Others shook their heads as they paged through the images as part of Jeremy Steinke's first-degree murder trial.

The pictures show the eight-year-old boy lying on his side in bed, wearing only a small pair of dark blue underwear. His legs are splayed, his mouth and eyes open.

His small body and several stuffed animals and toys beside him are coated in blood.

"You can see a little plastic light sabre and his pair of pants ... with blood on them and also on the carpet," said Sgt. Gerald Sadlemyer, a forensic expert with the Medicine Hat police.

Several jurors grabbed tissues as they saw pictures of the dead boy. Another forensic expert also struggled with describing the evidence from around his room, choking up briefly.

On Tuesday, the jury heard Steinke, 25, admit to killing the girl's parents in a taped conversation he had with an undercover police officer. Steinke said he watched as the girl killed her younger brother by slitting his throat.

The couple's daughter, now 15, has already been convicted of three counts of first-degree murder and is serving a 10-year sentence as part of a rarely used intensive rehabilitation program.

Steinke told the officer it was the girl's plan to kill her family and he went along with it out of love. The girl's parents disapproved of her relationship with him because he was a decade older, and had tried to forbid the pair from communicating.

He said that the girl's father tried to stop him after he stabbed her mother in the basement.

The man rushed at him and pushed his thumbs into Steinke's eyes before trying to stab him with a screwdriver, Steinke said on the recording.

"I was surprised I came out on top. I thought I was dead man."

Photographs of the area where the confrontation took place show the father on his back on the floor, a dark pool of blood below his head soaked into the carpet. He's wearing nothing but shorts and a watch. His hands are raised in loose fists.

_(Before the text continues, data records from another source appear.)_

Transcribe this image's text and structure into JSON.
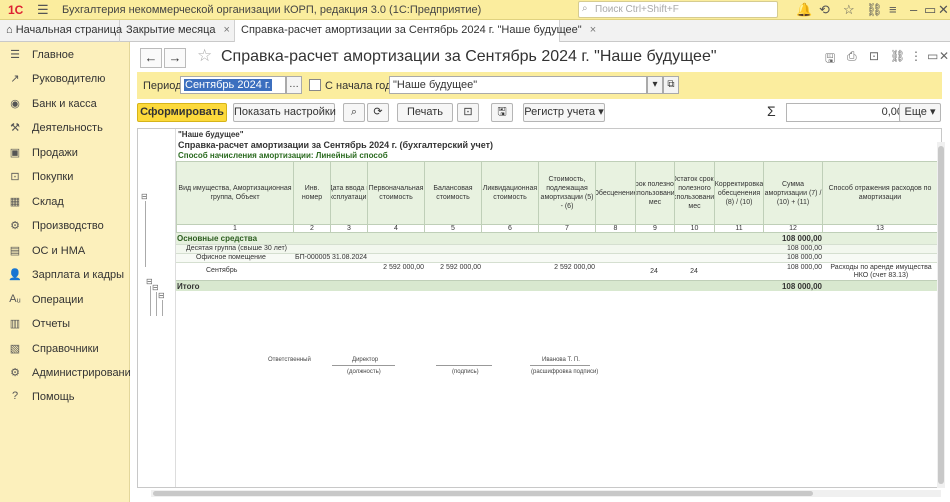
{
  "titlebar": {
    "logo": "1С",
    "app_title": "Бухгалтерия некоммерческой организации КОРП, редакция 3.0  (1С:Предприятие)",
    "search_placeholder": "Поиск Ctrl+Shift+F",
    "icons": [
      "bell-icon",
      "history-icon",
      "star-icon",
      "link-icon",
      "menu-icon",
      "minimize-icon",
      "maximize-icon",
      "close-icon"
    ]
  },
  "tabs": [
    {
      "label": "Начальная страница",
      "icon": "home-icon"
    },
    {
      "label": "Закрытие месяца"
    },
    {
      "label": "Справка-расчет амортизации за Сентябрь 2024 г. \"Наше будущее\""
    }
  ],
  "sidebar": {
    "items": [
      {
        "label": "Главное",
        "icon": "menu-icon"
      },
      {
        "label": "Руководителю",
        "icon": "chart-icon"
      },
      {
        "label": "Банк и касса",
        "icon": "bank-icon"
      },
      {
        "label": "Деятельность",
        "icon": "activity-icon"
      },
      {
        "label": "Продажи",
        "icon": "cart-icon"
      },
      {
        "label": "Покупки",
        "icon": "basket-icon"
      },
      {
        "label": "Склад",
        "icon": "warehouse-icon"
      },
      {
        "label": "Производство",
        "icon": "production-icon"
      },
      {
        "label": "ОС и НМА",
        "icon": "assets-icon"
      },
      {
        "label": "Зарплата и кадры",
        "icon": "people-icon"
      },
      {
        "label": "Операции",
        "icon": "operations-icon"
      },
      {
        "label": "Отчеты",
        "icon": "reports-icon"
      },
      {
        "label": "Справочники",
        "icon": "book-icon"
      },
      {
        "label": "Администрирование",
        "icon": "gear-icon"
      },
      {
        "label": "Помощь",
        "icon": "help-icon"
      }
    ]
  },
  "document": {
    "title": "Справка-расчет амортизации за Сентябрь 2024 г. \"Наше будущее\"",
    "filter": {
      "period_label": "Период:",
      "period_value": "Сентябрь 2024 г.",
      "from_start_label": "С начала года",
      "org_value": "\"Наше будущее\""
    },
    "buttons": {
      "generate": "Сформировать",
      "show_settings": "Показать настройки",
      "print": "Печать",
      "register": "Регистр учета",
      "more": "Еще",
      "sum_symbol": "Σ",
      "sum_value": "0,00"
    }
  },
  "report": {
    "org": "\"Наше будущее\"",
    "title": "Справка-расчет амортизации за Сентябрь 2024 г. (бухгалтерский учет)",
    "method": "Способ начисления амортизации: Линейный способ",
    "headers": [
      "Вид имущества, Амортизационная группа, Объект",
      "Инв. номер",
      "Дата ввода в эксплуатацию",
      "Первоначальная стоимость",
      "Балансовая стоимость",
      "Ликвидационная стоимость",
      "Стоимость, подлежащая амортизации (5) - (6)",
      "Обесценение",
      "Срок полезного использования, мес",
      "Остаток срока полезного использования, мес",
      "Корректировка обесценения (8) / (10)",
      "Сумма амортизации (7) / (10) + (11)",
      "Способ отражения расходов по амортизации"
    ],
    "header_numbers": [
      "1",
      "2",
      "3",
      "4",
      "5",
      "6",
      "7",
      "8",
      "9",
      "10",
      "11",
      "12",
      "13"
    ],
    "rows": [
      {
        "type": "group",
        "name": "Основные средства",
        "sum": "108 000,00"
      },
      {
        "type": "sub",
        "name": "Десятая группа (свыше 30 лет)",
        "sum": "108 000,00"
      },
      {
        "type": "sub2",
        "name": "Офисное помещение",
        "inv": "БП-000005",
        "date": "31.08.2024",
        "sum": "108 000,00"
      },
      {
        "type": "detail",
        "name": "Сентябрь",
        "initial": "2 592 000,00",
        "balance": "2 592 000,00",
        "amort_base": "2 592 000,00",
        "life": "24",
        "remaining": "24",
        "sum": "108 000,00",
        "method": "Расходы по аренде имущества НКО (счет 83.13)"
      },
      {
        "type": "total",
        "name": "Итого",
        "sum": "108 000,00"
      }
    ],
    "signature": {
      "responsible": "Ответственный",
      "position_value": "Директор",
      "position_caption": "(должность)",
      "signature_caption": "(подпись)",
      "name_value": "Иванова Т. П.",
      "name_caption": "(расшифровка подписи)"
    }
  }
}
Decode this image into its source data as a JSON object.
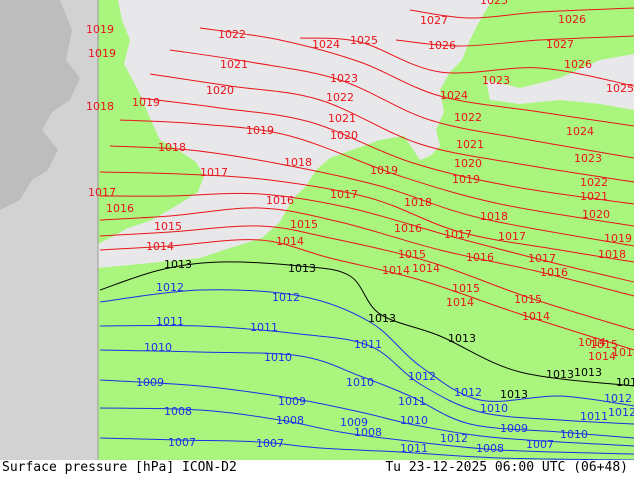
{
  "footer": {
    "left": "Surface pressure [hPa] ICON-D2",
    "right": "Tu 23-12-2025 06:00 UTC (06+48)"
  },
  "colors": {
    "sea": "#e8e8ea",
    "land_in_domain": "#aaf57e",
    "land_outside": "#bdbdbd",
    "sea_outside": "#d2d2d2",
    "isobar_high": "#e8141a",
    "isobar_low": "#1f2ee8",
    "isobar_1013": "#000000"
  },
  "isobars": [
    {
      "value": "1027",
      "color": "red"
    },
    {
      "value": "1026",
      "color": "red"
    },
    {
      "value": "1025",
      "color": "red"
    },
    {
      "value": "1024",
      "color": "red"
    },
    {
      "value": "1023",
      "color": "red"
    },
    {
      "value": "1022",
      "color": "red"
    },
    {
      "value": "1021",
      "color": "red"
    },
    {
      "value": "1020",
      "color": "red"
    },
    {
      "value": "1019",
      "color": "red"
    },
    {
      "value": "1018",
      "color": "red"
    },
    {
      "value": "1017",
      "color": "red"
    },
    {
      "value": "1016",
      "color": "red"
    },
    {
      "value": "1015",
      "color": "red"
    },
    {
      "value": "1014",
      "color": "red"
    },
    {
      "value": "1013",
      "color": "black"
    },
    {
      "value": "1012",
      "color": "blue"
    },
    {
      "value": "1011",
      "color": "blue"
    },
    {
      "value": "1010",
      "color": "blue"
    },
    {
      "value": "1009",
      "color": "blue"
    },
    {
      "value": "1008",
      "color": "blue"
    },
    {
      "value": "1007",
      "color": "blue"
    }
  ],
  "labels": [
    {
      "text": "1019",
      "color": "red"
    },
    {
      "text": "1019",
      "color": "red"
    },
    {
      "text": "1018",
      "color": "red"
    },
    {
      "text": "1019",
      "color": "red"
    },
    {
      "text": "1017",
      "color": "red"
    },
    {
      "text": "1016",
      "color": "red"
    },
    {
      "text": "1015",
      "color": "red"
    },
    {
      "text": "1014",
      "color": "red"
    },
    {
      "text": "1022",
      "color": "red"
    },
    {
      "text": "1021",
      "color": "red"
    },
    {
      "text": "1020",
      "color": "red"
    },
    {
      "text": "1019",
      "color": "red"
    },
    {
      "text": "1018",
      "color": "red"
    },
    {
      "text": "1017",
      "color": "red"
    },
    {
      "text": "1016",
      "color": "red"
    },
    {
      "text": "1015",
      "color": "red"
    },
    {
      "text": "1014",
      "color": "red"
    },
    {
      "text": "1024",
      "color": "red"
    },
    {
      "text": "1025",
      "color": "red"
    },
    {
      "text": "1023",
      "color": "red"
    },
    {
      "text": "1022",
      "color": "red"
    },
    {
      "text": "1021",
      "color": "red"
    },
    {
      "text": "1020",
      "color": "red"
    },
    {
      "text": "1018",
      "color": "red"
    },
    {
      "text": "1017",
      "color": "red"
    },
    {
      "text": "1019",
      "color": "red"
    },
    {
      "text": "1018",
      "color": "red"
    },
    {
      "text": "1016",
      "color": "red"
    },
    {
      "text": "1017",
      "color": "red"
    },
    {
      "text": "1027",
      "color": "red"
    },
    {
      "text": "1026",
      "color": "red"
    },
    {
      "text": "1025",
      "color": "red"
    },
    {
      "text": "1024",
      "color": "red"
    },
    {
      "text": "1023",
      "color": "red"
    },
    {
      "text": "1022",
      "color": "red"
    },
    {
      "text": "1021",
      "color": "red"
    },
    {
      "text": "1020",
      "color": "red"
    },
    {
      "text": "1019",
      "color": "red"
    },
    {
      "text": "1018",
      "color": "red"
    },
    {
      "text": "1017",
      "color": "red"
    },
    {
      "text": "1016",
      "color": "red"
    },
    {
      "text": "1015",
      "color": "red"
    },
    {
      "text": "1014",
      "color": "red"
    },
    {
      "text": "1026",
      "color": "red"
    },
    {
      "text": "1027",
      "color": "red"
    },
    {
      "text": "1026",
      "color": "red"
    },
    {
      "text": "1025",
      "color": "red"
    },
    {
      "text": "1024",
      "color": "red"
    },
    {
      "text": "1023",
      "color": "red"
    },
    {
      "text": "1022",
      "color": "red"
    },
    {
      "text": "1021",
      "color": "red"
    },
    {
      "text": "1020",
      "color": "red"
    },
    {
      "text": "1019",
      "color": "red"
    },
    {
      "text": "1018",
      "color": "red"
    },
    {
      "text": "1017",
      "color": "red"
    },
    {
      "text": "1016",
      "color": "red"
    },
    {
      "text": "1015",
      "color": "red"
    },
    {
      "text": "1014",
      "color": "red"
    },
    {
      "text": "1014",
      "color": "red"
    },
    {
      "text": "1015",
      "color": "red"
    },
    {
      "text": "1014",
      "color": "red"
    },
    {
      "text": "1015",
      "color": "red"
    },
    {
      "text": "1014",
      "color": "red"
    },
    {
      "text": "1014",
      "color": "red"
    },
    {
      "text": "1013",
      "color": "black"
    },
    {
      "text": "1013",
      "color": "black"
    },
    {
      "text": "1013",
      "color": "black"
    },
    {
      "text": "1013",
      "color": "black"
    },
    {
      "text": "1013",
      "color": "black"
    },
    {
      "text": "1013",
      "color": "black"
    },
    {
      "text": "1012",
      "color": "blue"
    },
    {
      "text": "1012",
      "color": "blue"
    },
    {
      "text": "1011",
      "color": "blue"
    },
    {
      "text": "1011",
      "color": "blue"
    },
    {
      "text": "1011",
      "color": "blue"
    },
    {
      "text": "1012",
      "color": "blue"
    },
    {
      "text": "1010",
      "color": "blue"
    },
    {
      "text": "1010",
      "color": "blue"
    },
    {
      "text": "1010",
      "color": "blue"
    },
    {
      "text": "1009",
      "color": "blue"
    },
    {
      "text": "1009",
      "color": "blue"
    },
    {
      "text": "1009",
      "color": "blue"
    },
    {
      "text": "1008",
      "color": "blue"
    },
    {
      "text": "1008",
      "color": "blue"
    },
    {
      "text": "1008",
      "color": "blue"
    },
    {
      "text": "1007",
      "color": "blue"
    },
    {
      "text": "1007",
      "color": "blue"
    },
    {
      "text": "1010",
      "color": "blue"
    },
    {
      "text": "1011",
      "color": "blue"
    },
    {
      "text": "1012",
      "color": "blue"
    },
    {
      "text": "1011",
      "color": "blue"
    },
    {
      "text": "1012",
      "color": "blue"
    },
    {
      "text": "1010",
      "color": "blue"
    },
    {
      "text": "1009",
      "color": "blue"
    },
    {
      "text": "1008",
      "color": "blue"
    },
    {
      "text": "1007",
      "color": "blue"
    },
    {
      "text": "1010",
      "color": "blue"
    },
    {
      "text": "1011",
      "color": "blue"
    },
    {
      "text": "1012",
      "color": "blue"
    },
    {
      "text": "1013",
      "color": "black"
    },
    {
      "text": "1014",
      "color": "red"
    },
    {
      "text": "1013",
      "color": "black"
    },
    {
      "text": "1012",
      "color": "blue"
    }
  ]
}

Signs of a struggle are evident, with couch cushions lying on the floor next to exercise equipment.

A small screwdriver and a knife with an approximately 16-centimetre blade, bent at the tip, were nearby. Another officer referred to the knife as a "filleting-type knife."

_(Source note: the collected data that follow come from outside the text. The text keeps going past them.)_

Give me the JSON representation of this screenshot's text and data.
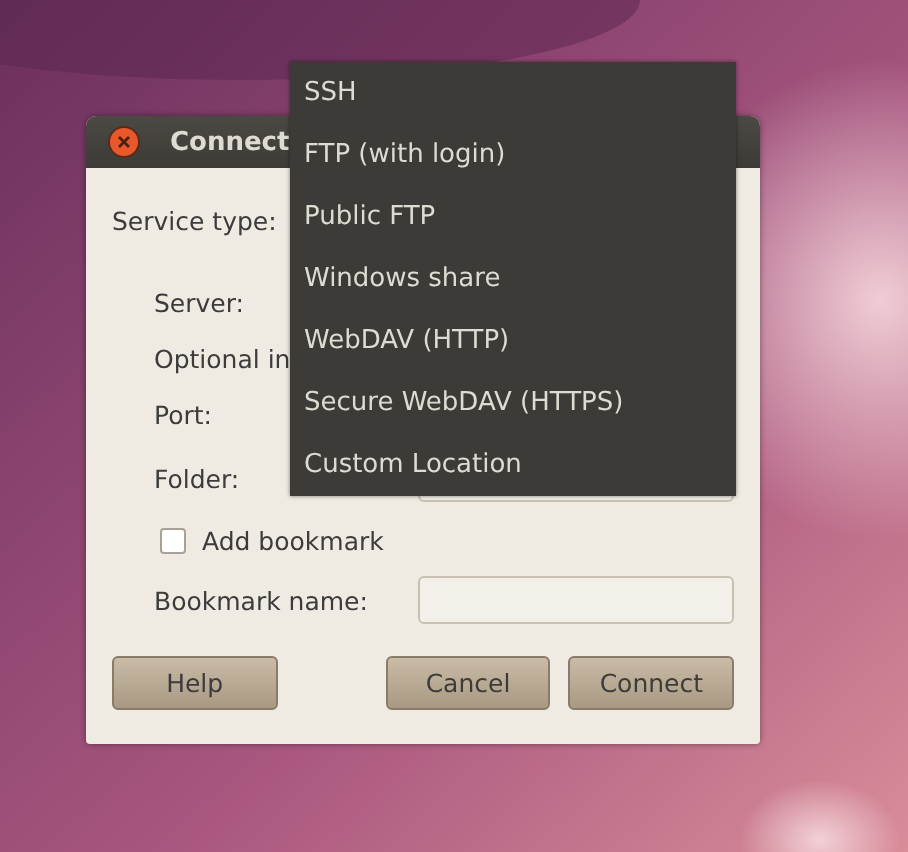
{
  "window": {
    "title": "Connect"
  },
  "form": {
    "service_label": "Service type:",
    "server_label": "Server:",
    "optional_label": "Optional in",
    "port_label": "Port:",
    "folder_label": "Folder:",
    "bookmark": {
      "label": "Add bookmark",
      "checked": false
    },
    "bookmark_name_label": "Bookmark name:"
  },
  "buttons": [
    "Help",
    "Cancel",
    "Connect"
  ],
  "menu": [
    {
      "label": "SSH",
      "selected": false
    },
    {
      "label": "FTP (with login)",
      "selected": false
    },
    {
      "label": "Public FTP",
      "selected": false
    },
    {
      "label": "Windows share",
      "selected": false
    },
    {
      "label": "WebDAV (HTTP)",
      "selected": false
    },
    {
      "label": "Secure WebDAV (HTTPS)",
      "selected": false
    },
    {
      "label": "Custom Location",
      "selected": false
    }
  ]
}
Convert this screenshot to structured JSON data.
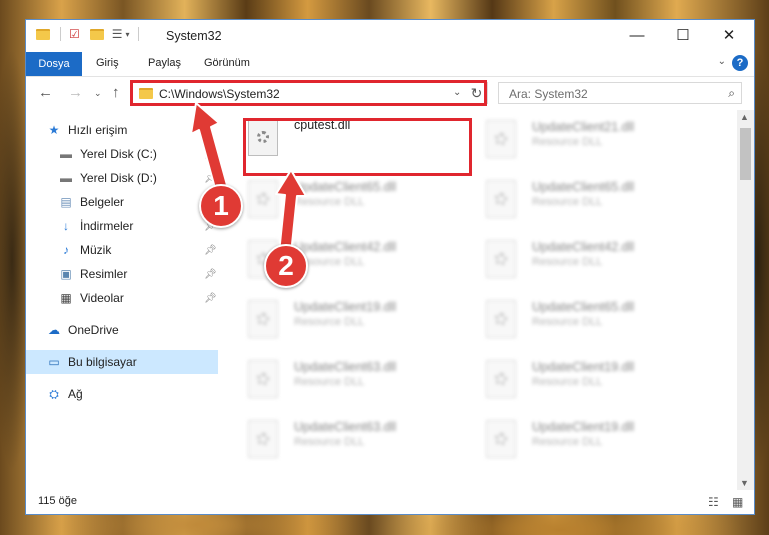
{
  "window": {
    "title": "System32",
    "controls": {
      "minimize": "—",
      "maximize": "☐",
      "close": "✕"
    }
  },
  "ribbon": {
    "file_tab": "Dosya",
    "tabs": [
      "Giriş",
      "Paylaş",
      "Görünüm"
    ],
    "help": "?"
  },
  "address": {
    "path": "C:\\Windows\\System32",
    "search_placeholder": "Ara: System32"
  },
  "sidebar": {
    "items": [
      {
        "label": "Hızlı erişim",
        "icon": "star-icon",
        "pinned": false
      },
      {
        "label": "Yerel Disk (C:)",
        "icon": "drive-icon",
        "pinned": true
      },
      {
        "label": "Yerel Disk (D:)",
        "icon": "drive-icon",
        "pinned": true
      },
      {
        "label": "Belgeler",
        "icon": "documents-icon",
        "pinned": true
      },
      {
        "label": "İndirmeler",
        "icon": "download-icon",
        "pinned": true
      },
      {
        "label": "Müzik",
        "icon": "music-icon",
        "pinned": true
      },
      {
        "label": "Resimler",
        "icon": "pictures-icon",
        "pinned": true
      },
      {
        "label": "Videolar",
        "icon": "video-icon",
        "pinned": true
      },
      {
        "label": "OneDrive",
        "icon": "cloud-icon",
        "pinned": false
      },
      {
        "label": "Bu bilgisayar",
        "icon": "computer-icon",
        "pinned": false,
        "selected": true
      },
      {
        "label": "Ağ",
        "icon": "network-icon",
        "pinned": false
      }
    ]
  },
  "files": {
    "highlighted": {
      "name": "cputest.dll",
      "type": ""
    },
    "blurred": [
      {
        "name": "UpdateClient21.dll",
        "type": "Resource DLL"
      },
      {
        "name": "UpdateClient65.dll",
        "type": "Resource DLL"
      },
      {
        "name": "UpdateClient65.dll",
        "type": "Resource DLL"
      },
      {
        "name": "UpdateClient42.dll",
        "type": "Resource DLL"
      },
      {
        "name": "UpdateClient42.dll",
        "type": "Resource DLL"
      },
      {
        "name": "UpdateClient19.dll",
        "type": "Resource DLL"
      },
      {
        "name": "UpdateClient65.dll",
        "type": "Resource DLL"
      },
      {
        "name": "UpdateClient63.dll",
        "type": "Resource DLL"
      },
      {
        "name": "UpdateClient19.dll",
        "type": "Resource DLL"
      },
      {
        "name": "UpdateClient63.dll",
        "type": "Resource DLL"
      },
      {
        "name": "UpdateClient19.dll",
        "type": "Resource DLL"
      }
    ]
  },
  "status": {
    "item_count": "115 öğe"
  },
  "annotations": {
    "badge1": "1",
    "badge2": "2",
    "color": "#e03a34"
  }
}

"There's blood all over the place," Sadlemyer said, describing the scene for the jury.

Pictures of the girl's room show bright, hot-pink walls with a taped pentagram along one wall. A pair of pyjama pants with blood on them were seized from the room.

Forensic experts also examined a truck driven by Steinke, the trailer where he lived, and the truck where the pair were discovered the day after the killings.

Michael Storozuk, a former Medicine Hat police officer, said he lifted several footprint traces and fingerprints from around the house and yard.

He said the footprints were from the same type of shoe that was seized from the truck where Steinke was found.

No fingerprints matching Steinke's were found in or around the house, Storozuk testified.

Jurors are expected to hear testimony about online communication between the pair Thursday.